Наемотря на то что с военной точки зрения немцы нас победили, в политическом отношении они терпели поражение. Окончательно это стало ясно после первого расстрела в Варшаве в декабре 1939 года ста ни в чем не повинных мужчин. Тогда за несколько часов между поляками и немцами выросла стена ненависти. Ее уже никогда не удалось преодолеть, несмотря на жесты доброй воли, которые оккупанты нередко делали в последующие годы.
Появились первые немецкие распоряжения, за неисполнение которых грозила смерть. Самое важное из них касалось торговли хлебом: каждый, кто осмелится продавать или покупать хлеб по цене выше довоенной и будет застигнут на месте преступления, подлежит расстрелу. Это запрещение произвело шок. Мы перестали есть хлеб и в течение многих дней питались картошкой и разными мучными блюдами. Потом Генрик заметил, что хлеб никуда не исчез, его покупают и покупателей на месте никто не расстреливает. И мы тоже начали покупать хлеб. Запрет так и не был отменен, все покупали и ели хлеб в течение тех пяти лет, что шла война, потому что во исполнение приказа пришлось бы расстрелять миллионы людей на территории всего генерал-губернаторства. Прошло еще немало времени, прежде чем мы поняли, что по-настоящему опасно не то, что немцы пишут, а то, что могло случиться с каждым из нас совершенно неожиданно, как гром среди ясного неба, без всякого предупреждения или распоряжения.
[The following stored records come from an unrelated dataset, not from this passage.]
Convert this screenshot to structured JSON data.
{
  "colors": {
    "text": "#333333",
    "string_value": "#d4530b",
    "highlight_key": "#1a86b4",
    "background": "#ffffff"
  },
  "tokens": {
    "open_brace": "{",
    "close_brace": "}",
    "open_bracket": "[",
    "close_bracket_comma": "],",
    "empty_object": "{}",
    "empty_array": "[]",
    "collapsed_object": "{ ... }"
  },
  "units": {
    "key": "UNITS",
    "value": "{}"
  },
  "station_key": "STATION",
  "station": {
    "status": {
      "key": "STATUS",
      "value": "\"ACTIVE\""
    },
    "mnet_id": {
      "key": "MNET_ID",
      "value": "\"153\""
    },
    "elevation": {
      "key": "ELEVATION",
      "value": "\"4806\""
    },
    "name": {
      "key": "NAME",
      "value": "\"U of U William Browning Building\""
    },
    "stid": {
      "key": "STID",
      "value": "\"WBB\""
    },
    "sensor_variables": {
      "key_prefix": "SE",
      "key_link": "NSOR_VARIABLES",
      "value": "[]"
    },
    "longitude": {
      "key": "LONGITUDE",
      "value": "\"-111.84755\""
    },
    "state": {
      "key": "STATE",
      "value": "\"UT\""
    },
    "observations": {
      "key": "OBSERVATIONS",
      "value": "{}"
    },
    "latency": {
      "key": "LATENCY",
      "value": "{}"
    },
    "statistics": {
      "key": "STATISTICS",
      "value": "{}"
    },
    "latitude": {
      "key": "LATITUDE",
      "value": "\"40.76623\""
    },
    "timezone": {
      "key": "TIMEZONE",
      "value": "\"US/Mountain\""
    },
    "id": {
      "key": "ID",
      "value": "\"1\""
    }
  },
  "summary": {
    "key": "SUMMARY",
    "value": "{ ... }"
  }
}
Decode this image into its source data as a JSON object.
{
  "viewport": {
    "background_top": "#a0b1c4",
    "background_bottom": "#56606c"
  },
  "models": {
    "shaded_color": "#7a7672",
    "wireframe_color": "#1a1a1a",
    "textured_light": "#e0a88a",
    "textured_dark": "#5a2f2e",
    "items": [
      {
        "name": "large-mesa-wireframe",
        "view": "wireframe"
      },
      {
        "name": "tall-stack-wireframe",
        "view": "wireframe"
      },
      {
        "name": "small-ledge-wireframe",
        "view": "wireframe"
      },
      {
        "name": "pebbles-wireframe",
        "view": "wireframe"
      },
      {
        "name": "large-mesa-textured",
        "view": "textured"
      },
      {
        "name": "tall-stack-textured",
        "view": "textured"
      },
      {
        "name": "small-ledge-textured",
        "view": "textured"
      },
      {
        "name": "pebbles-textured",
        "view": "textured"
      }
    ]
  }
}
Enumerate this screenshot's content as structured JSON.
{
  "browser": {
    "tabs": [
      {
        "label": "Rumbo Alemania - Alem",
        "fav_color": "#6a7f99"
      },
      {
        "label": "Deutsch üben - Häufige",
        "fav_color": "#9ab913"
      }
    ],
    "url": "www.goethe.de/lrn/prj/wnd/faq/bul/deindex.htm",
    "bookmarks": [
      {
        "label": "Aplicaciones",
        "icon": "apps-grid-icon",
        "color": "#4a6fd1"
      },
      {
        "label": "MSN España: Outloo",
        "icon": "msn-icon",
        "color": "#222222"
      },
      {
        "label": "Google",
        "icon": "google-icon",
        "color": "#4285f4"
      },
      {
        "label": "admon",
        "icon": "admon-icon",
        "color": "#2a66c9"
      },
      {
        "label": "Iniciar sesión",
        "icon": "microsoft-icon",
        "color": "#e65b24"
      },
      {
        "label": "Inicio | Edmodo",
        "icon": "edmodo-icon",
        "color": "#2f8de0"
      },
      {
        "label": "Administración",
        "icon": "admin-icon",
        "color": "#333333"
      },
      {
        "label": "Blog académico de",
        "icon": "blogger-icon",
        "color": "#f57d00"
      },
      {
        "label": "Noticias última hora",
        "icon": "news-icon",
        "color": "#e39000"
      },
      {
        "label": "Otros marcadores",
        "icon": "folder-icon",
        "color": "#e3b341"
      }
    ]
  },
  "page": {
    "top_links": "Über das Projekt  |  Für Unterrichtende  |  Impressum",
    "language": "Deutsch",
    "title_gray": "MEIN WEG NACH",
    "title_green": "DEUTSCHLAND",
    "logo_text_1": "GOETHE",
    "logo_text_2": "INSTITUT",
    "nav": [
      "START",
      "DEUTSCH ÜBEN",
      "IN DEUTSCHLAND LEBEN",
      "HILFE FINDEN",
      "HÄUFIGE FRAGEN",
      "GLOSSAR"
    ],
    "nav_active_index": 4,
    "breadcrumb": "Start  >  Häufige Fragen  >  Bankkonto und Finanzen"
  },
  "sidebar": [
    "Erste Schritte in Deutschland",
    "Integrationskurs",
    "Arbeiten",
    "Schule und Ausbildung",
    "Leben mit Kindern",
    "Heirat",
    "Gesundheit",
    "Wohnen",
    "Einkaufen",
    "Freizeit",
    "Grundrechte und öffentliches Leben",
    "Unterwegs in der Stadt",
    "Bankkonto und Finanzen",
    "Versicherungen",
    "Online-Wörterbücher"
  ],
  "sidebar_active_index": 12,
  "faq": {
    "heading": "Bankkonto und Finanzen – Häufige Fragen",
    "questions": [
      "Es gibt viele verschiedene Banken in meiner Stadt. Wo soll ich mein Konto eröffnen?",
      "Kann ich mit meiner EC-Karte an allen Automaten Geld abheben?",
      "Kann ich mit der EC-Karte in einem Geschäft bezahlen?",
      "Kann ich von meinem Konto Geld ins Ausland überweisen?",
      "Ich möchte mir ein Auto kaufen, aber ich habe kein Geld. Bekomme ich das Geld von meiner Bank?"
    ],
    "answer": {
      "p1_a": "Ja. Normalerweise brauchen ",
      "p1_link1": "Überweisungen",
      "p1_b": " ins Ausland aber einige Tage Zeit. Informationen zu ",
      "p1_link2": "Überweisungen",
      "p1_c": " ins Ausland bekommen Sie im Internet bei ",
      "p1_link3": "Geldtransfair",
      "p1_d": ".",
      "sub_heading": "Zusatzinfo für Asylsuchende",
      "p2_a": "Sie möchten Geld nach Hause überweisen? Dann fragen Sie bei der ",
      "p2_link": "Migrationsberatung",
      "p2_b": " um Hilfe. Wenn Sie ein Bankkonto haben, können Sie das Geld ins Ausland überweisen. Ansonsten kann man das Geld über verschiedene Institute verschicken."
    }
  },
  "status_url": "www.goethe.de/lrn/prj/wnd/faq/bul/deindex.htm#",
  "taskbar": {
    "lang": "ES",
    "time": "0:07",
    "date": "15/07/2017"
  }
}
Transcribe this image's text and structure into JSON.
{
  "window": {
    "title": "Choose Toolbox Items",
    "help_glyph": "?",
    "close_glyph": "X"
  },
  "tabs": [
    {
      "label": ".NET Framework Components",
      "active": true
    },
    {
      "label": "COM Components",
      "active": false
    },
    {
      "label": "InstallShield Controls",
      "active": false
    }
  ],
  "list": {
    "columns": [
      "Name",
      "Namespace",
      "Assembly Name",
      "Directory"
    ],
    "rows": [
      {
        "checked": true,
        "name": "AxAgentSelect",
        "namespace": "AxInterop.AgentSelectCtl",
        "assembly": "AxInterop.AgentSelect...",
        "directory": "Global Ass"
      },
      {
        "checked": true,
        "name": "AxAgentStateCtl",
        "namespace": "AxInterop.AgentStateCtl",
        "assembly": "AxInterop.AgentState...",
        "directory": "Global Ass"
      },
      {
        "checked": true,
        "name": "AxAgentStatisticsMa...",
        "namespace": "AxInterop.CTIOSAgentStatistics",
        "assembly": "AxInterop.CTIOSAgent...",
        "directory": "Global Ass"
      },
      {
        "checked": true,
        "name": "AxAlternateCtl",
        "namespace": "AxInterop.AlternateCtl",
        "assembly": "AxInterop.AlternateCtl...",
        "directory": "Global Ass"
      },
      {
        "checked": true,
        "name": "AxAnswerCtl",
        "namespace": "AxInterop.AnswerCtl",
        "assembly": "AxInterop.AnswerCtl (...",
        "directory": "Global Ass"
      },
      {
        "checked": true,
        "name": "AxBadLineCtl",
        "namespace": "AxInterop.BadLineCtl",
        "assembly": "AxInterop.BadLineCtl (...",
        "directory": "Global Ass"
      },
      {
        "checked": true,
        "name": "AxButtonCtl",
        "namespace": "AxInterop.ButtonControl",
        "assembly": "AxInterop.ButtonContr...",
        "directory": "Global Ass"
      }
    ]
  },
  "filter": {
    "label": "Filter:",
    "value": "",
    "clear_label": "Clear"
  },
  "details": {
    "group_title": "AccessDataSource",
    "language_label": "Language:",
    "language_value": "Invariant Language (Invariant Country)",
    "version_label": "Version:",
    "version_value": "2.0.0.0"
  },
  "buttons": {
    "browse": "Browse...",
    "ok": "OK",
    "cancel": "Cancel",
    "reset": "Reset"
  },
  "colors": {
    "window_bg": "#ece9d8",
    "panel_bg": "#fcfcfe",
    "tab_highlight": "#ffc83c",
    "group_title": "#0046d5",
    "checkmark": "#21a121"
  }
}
Вскоре начались новые притеснения, направленные главным образом против евреев. Немцы начали переводить в свою собственность недвижимость, находившуюся в руках евреев. Еще было объявлено, что ни одна семья не может иметь более двух тысяч злотых, остальные сбережения и ценные вещи, стоимость которых превышала эту сумму, следовало сдать на хранение в банк Конечно, никто не был так наивен, чтобы добровольно отдать в руки врагов что бы то ни было. Мы тоже решили скрыть то, что у нас есть, хотя все наше богатство состояло из отцовских золотых карманных часов и пяти тысяч злотых наличными.